Sus libros pueden ser incluidos dentro de lo que entonces era aún una novedad dentro de los géneros literarios: la novela científica, cuyo primer y mejor representante hasta la fecha era Julio Verne. Como ya hemos visto en entradas anteriores, en los argumentos de estos libros jugaban un papel importante el conocimiento científico y la tecnología. Robida sería el más popular de los seguidores de Verne, aunque su estilo era muy diferente.
En primer lugar, mientras que Verne era un erudito que basaba toda su ficción tecnológica en hechos o leyes científicas (llegó a rellenar 25.000 tarjetas de datos como fuente de consulta y archivo), Robida confiaba más en su instinto, dejándose llevar por él a la hora de imaginar cuáles serían los avances tecnológicos que marcarían el futuro pero siendo, eso sí, incapaz de explicar los principios científicos que los hacían posible. Simplemente asumió como algo natural que los científicos y los sabios acabarían desarrollando los prodigios que él soñaba. Es curioso que, dejando que su imaginación volara libre, acabó dando en el clavo respecto a muchos de los avances técnicos y sociales por venir.

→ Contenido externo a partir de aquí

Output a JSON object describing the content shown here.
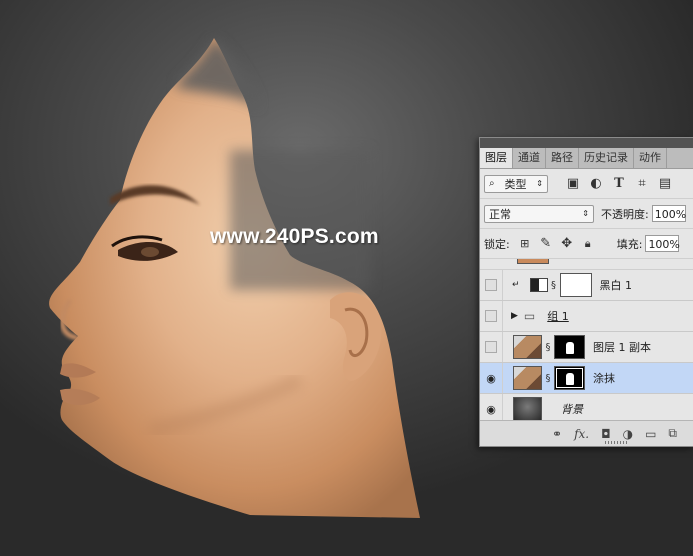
{
  "watermark": "www.240PS.com",
  "panel": {
    "tabs": [
      {
        "label": "图层",
        "active": true
      },
      {
        "label": "通道",
        "active": false
      },
      {
        "label": "路径",
        "active": false
      },
      {
        "label": "历史记录",
        "active": false
      },
      {
        "label": "动作",
        "active": false
      }
    ],
    "filter_kind": "类型",
    "blend_mode": "正常",
    "opacity_label": "不透明度:",
    "opacity_value": "100%",
    "lock_label": "锁定:",
    "fill_label": "填充:",
    "fill_value": "100%",
    "layers": [
      {
        "name": "黑白 1",
        "visible": false,
        "kind": "adjustment"
      },
      {
        "name": "组 1",
        "visible": false,
        "kind": "group"
      },
      {
        "name": "图层 1 副本",
        "visible": false,
        "kind": "masked"
      },
      {
        "name": "涂抹",
        "visible": true,
        "kind": "masked",
        "selected": true
      },
      {
        "name": "背景",
        "visible": true,
        "kind": "background"
      }
    ],
    "footer_icons": [
      "link-icon",
      "fx-icon",
      "mask-icon",
      "adjustment-icon",
      "folder-icon",
      "new-layer-icon"
    ],
    "footer_fx": "fx."
  },
  "colors": {
    "skin": "#e3b48c",
    "selected_row": "#c2d7f6"
  }
}
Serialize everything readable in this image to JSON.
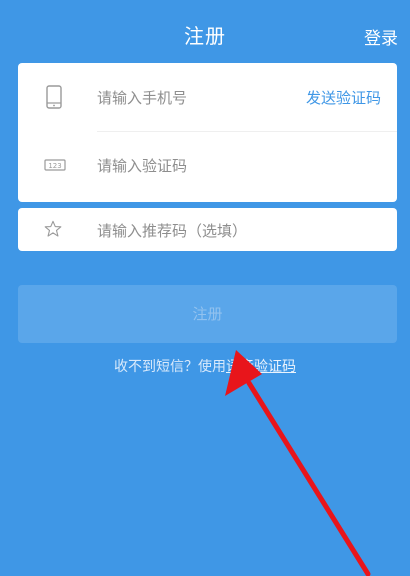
{
  "header": {
    "title": "注册",
    "login_label": "登录"
  },
  "form": {
    "phone_placeholder": "请输入手机号",
    "send_code_label": "发送验证码",
    "code_placeholder": "请输入验证码",
    "code_icon_text": "123",
    "referral_placeholder": "请输入推荐码（选填）"
  },
  "register_button_label": "注册",
  "hint": {
    "text": "收不到短信？使用",
    "link": "语音验证码"
  },
  "colors": {
    "background": "#3f97e6",
    "accent": "#3f97e6",
    "arrow": "#e8151b"
  },
  "icons": {
    "phone": "phone-icon",
    "code": "keypad-icon",
    "referral": "star-icon"
  }
}
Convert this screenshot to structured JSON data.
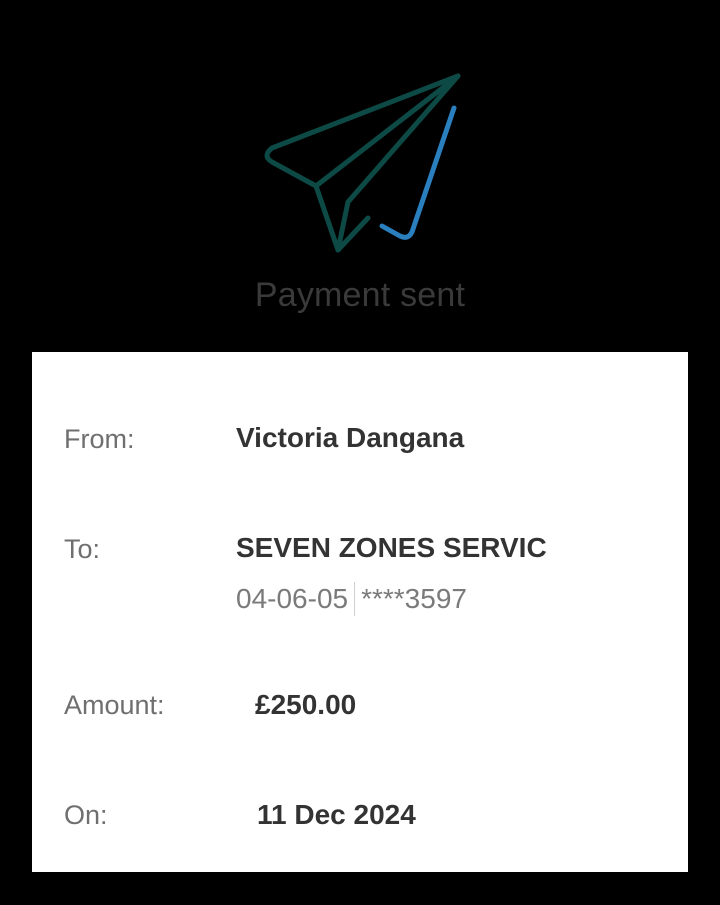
{
  "header": {
    "icon": "paper-plane-check-icon",
    "title": "Payment sent",
    "icon_colors": {
      "plane": "#0d4a46",
      "check": "#2a7fbf"
    }
  },
  "details": {
    "from_label": "From:",
    "from_value": "Victoria Dangana",
    "to_label": "To:",
    "to_value": "SEVEN ZONES SERVIC",
    "sort_code": "04-06-05",
    "account_number": "****3597",
    "amount_label": "Amount:",
    "amount_value": "£250.00",
    "on_label": "On:",
    "on_value": "11 Dec 2024"
  }
}
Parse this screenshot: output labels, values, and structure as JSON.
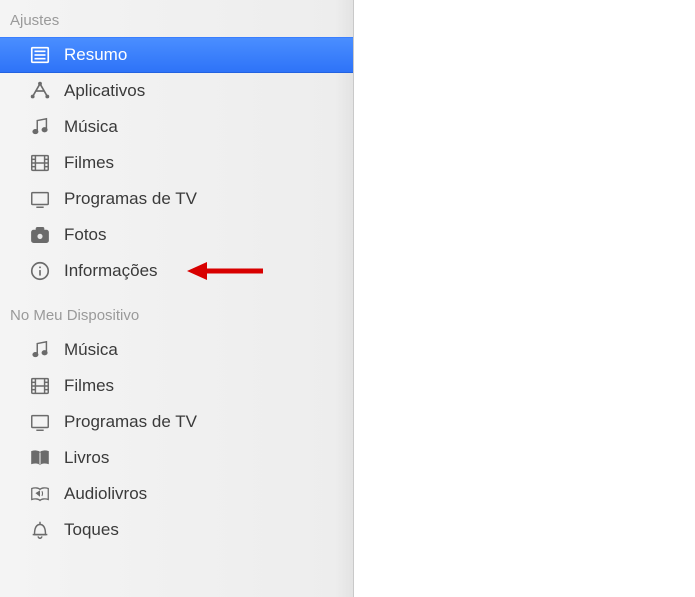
{
  "sections": {
    "ajustes": {
      "header": "Ajustes",
      "items": [
        {
          "label": "Resumo",
          "icon": "summary",
          "selected": true
        },
        {
          "label": "Aplicativos",
          "icon": "apps",
          "selected": false
        },
        {
          "label": "Música",
          "icon": "music",
          "selected": false
        },
        {
          "label": "Filmes",
          "icon": "film",
          "selected": false
        },
        {
          "label": "Programas de TV",
          "icon": "tv",
          "selected": false
        },
        {
          "label": "Fotos",
          "icon": "camera",
          "selected": false
        },
        {
          "label": "Informações",
          "icon": "info",
          "selected": false,
          "annotated": true
        }
      ]
    },
    "device": {
      "header": "No Meu Dispositivo",
      "items": [
        {
          "label": "Música",
          "icon": "music",
          "selected": false
        },
        {
          "label": "Filmes",
          "icon": "film",
          "selected": false
        },
        {
          "label": "Programas de TV",
          "icon": "tv",
          "selected": false
        },
        {
          "label": "Livros",
          "icon": "books",
          "selected": false
        },
        {
          "label": "Audiolivros",
          "icon": "audiobooks",
          "selected": false
        },
        {
          "label": "Toques",
          "icon": "bell",
          "selected": false
        }
      ]
    }
  },
  "annotation": {
    "color": "#d80000"
  }
}
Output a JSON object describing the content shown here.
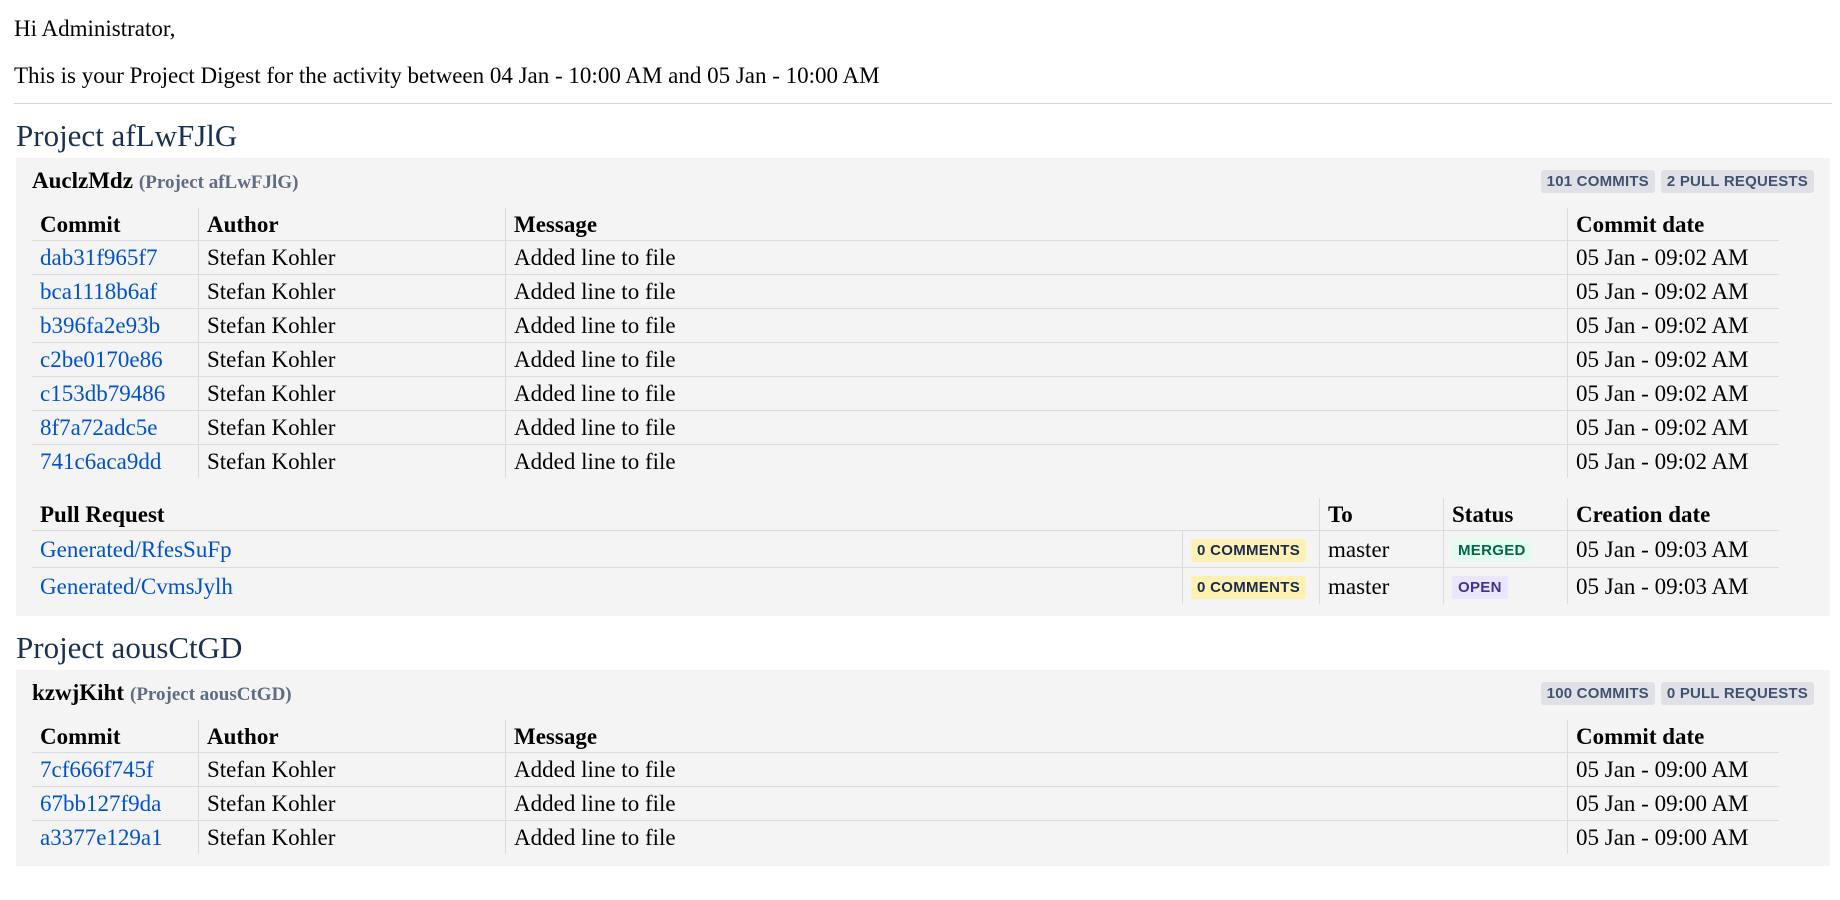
{
  "greeting": "Hi Administrator,",
  "intro": "This is your Project Digest for the activity between 04 Jan - 10:00 AM and 05 Jan - 10:00 AM",
  "commit_headers": {
    "commit": "Commit",
    "author": "Author",
    "message": "Message",
    "date": "Commit date"
  },
  "pr_headers": {
    "pr": "Pull Request",
    "to": "To",
    "status": "Status",
    "date": "Creation date"
  },
  "projects": [
    {
      "title": "Project afLwFJlG",
      "repo_name": "AuclzMdz",
      "repo_project": "(Project afLwFJlG)",
      "commits_badge": "101 COMMITS",
      "prs_badge": "2 PULL REQUESTS",
      "commits": [
        {
          "hash": "dab31f965f7",
          "author": "Stefan Kohler",
          "message": "Added line to file",
          "date": "05 Jan - 09:02 AM"
        },
        {
          "hash": "bca1118b6af",
          "author": "Stefan Kohler",
          "message": "Added line to file",
          "date": "05 Jan - 09:02 AM"
        },
        {
          "hash": "b396fa2e93b",
          "author": "Stefan Kohler",
          "message": "Added line to file",
          "date": "05 Jan - 09:02 AM"
        },
        {
          "hash": "c2be0170e86",
          "author": "Stefan Kohler",
          "message": "Added line to file",
          "date": "05 Jan - 09:02 AM"
        },
        {
          "hash": "c153db79486",
          "author": "Stefan Kohler",
          "message": "Added line to file",
          "date": "05 Jan - 09:02 AM"
        },
        {
          "hash": "8f7a72adc5e",
          "author": "Stefan Kohler",
          "message": "Added line to file",
          "date": "05 Jan - 09:02 AM"
        },
        {
          "hash": "741c6aca9dd",
          "author": "Stefan Kohler",
          "message": "Added line to file",
          "date": "05 Jan - 09:02 AM"
        }
      ],
      "pull_requests": [
        {
          "name": "Generated/RfesSuFp",
          "comments": "0 COMMENTS",
          "to": "master",
          "status": "MERGED",
          "date": "05 Jan - 09:03 AM"
        },
        {
          "name": "Generated/CvmsJylh",
          "comments": "0 COMMENTS",
          "to": "master",
          "status": "OPEN",
          "date": "05 Jan - 09:03 AM"
        }
      ]
    },
    {
      "title": "Project aousCtGD",
      "repo_name": "kzwjKiht",
      "repo_project": "(Project aousCtGD)",
      "commits_badge": "100 COMMITS",
      "prs_badge": "0 PULL REQUESTS",
      "commits": [
        {
          "hash": "7cf666f745f",
          "author": "Stefan Kohler",
          "message": "Added line to file",
          "date": "05 Jan - 09:00 AM"
        },
        {
          "hash": "67bb127f9da",
          "author": "Stefan Kohler",
          "message": "Added line to file",
          "date": "05 Jan - 09:00 AM"
        },
        {
          "hash": "a3377e129a1",
          "author": "Stefan Kohler",
          "message": "Added line to file",
          "date": "05 Jan - 09:00 AM"
        }
      ]
    }
  ]
}
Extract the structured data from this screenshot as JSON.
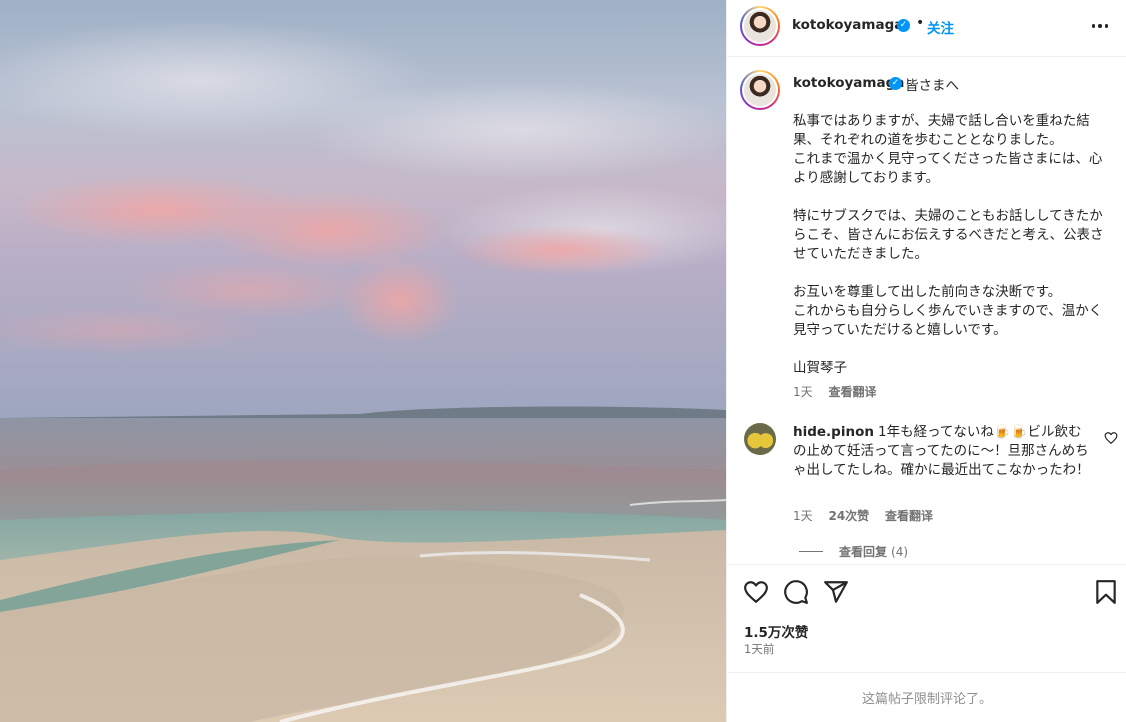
{
  "post": {
    "username": "kotokoyamaga",
    "follow_label": "关注",
    "separator": "•",
    "verified_mark": "✓"
  },
  "caption": {
    "username": "kotokoyamaga",
    "greeting": "皆さまへ",
    "body": "私事ではありますが、夫婦で話し合いを重ねた結果、それぞれの道を歩むこととなりました。\nこれまで温かく見守ってくださった皆さまには、心より感謝しております。\n\n特にサブスクでは、夫婦のこともお話ししてきたからこそ、皆さんにお伝えするべきだと考え、公表させていただきました。\n\nお互いを尊重して出した前向きな決断です。\nこれからも自分らしく歩んでいきますので、温かく見守っていただけると嬉しいです。\n\n山賀琴子",
    "time": "1天",
    "translate": "查看翻译"
  },
  "comment": {
    "username": "hide.pinon",
    "text": "1年も経ってないね🍺🍺ビル飲むの止めて妊活って言ってたのに〜！旦那さんめちゃ出してたしね。確かに最近出てこなかったわ！",
    "time": "1天",
    "likes": "24次赞",
    "translate": "查看翻译",
    "replies_label": "查看回复",
    "replies_count": "(4)"
  },
  "actions": {
    "likes": "1.5万次赞",
    "date": "1天前"
  },
  "footer": {
    "limited": "这篇帖子限制评论了。"
  },
  "colors": {
    "accent": "#0095f6",
    "text": "#262626",
    "muted": "#737373"
  }
}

En resumen, el interés de Robida es doble. Por un lado, como visionario –mucho más osado que Julio Verne– de un mundo futuro, con sus milagros científicos y tecnológicos, sus amenazas ecológicas, avances sociales y la peligrosa relación entre los militares y la ciencia. Por otro, aunque la prosa de Robida es interesante, su mérito principal tiene más que ver con su papel de visionario dentro del aspecto formal de la ciencia-ficción: se anticipó en casi un siglo a la fusión de lo verbal y lo visual, siendo este último ciertamente original. Aunque las novelas de Verne solían estar ilustradas por terceros, los dibujos solían hacer hincapié en enormes maquinarias y gigantescos armamentos que pretendían causar impresión y asombro en el lector. Robida, en cambio, ilustraba sus propias novelas con un grafismo más amable, incluso comercial: sabía que los dibujos de chicas vendían y no dudó en llenar sus ilustraciones con mujeres elegantes de figuras esbeltas.
Robida es un autor muy conocido en Francia, donde se le considera algo así como una versión ligera de Julio Verne. En España no es fácil conseguir su obra.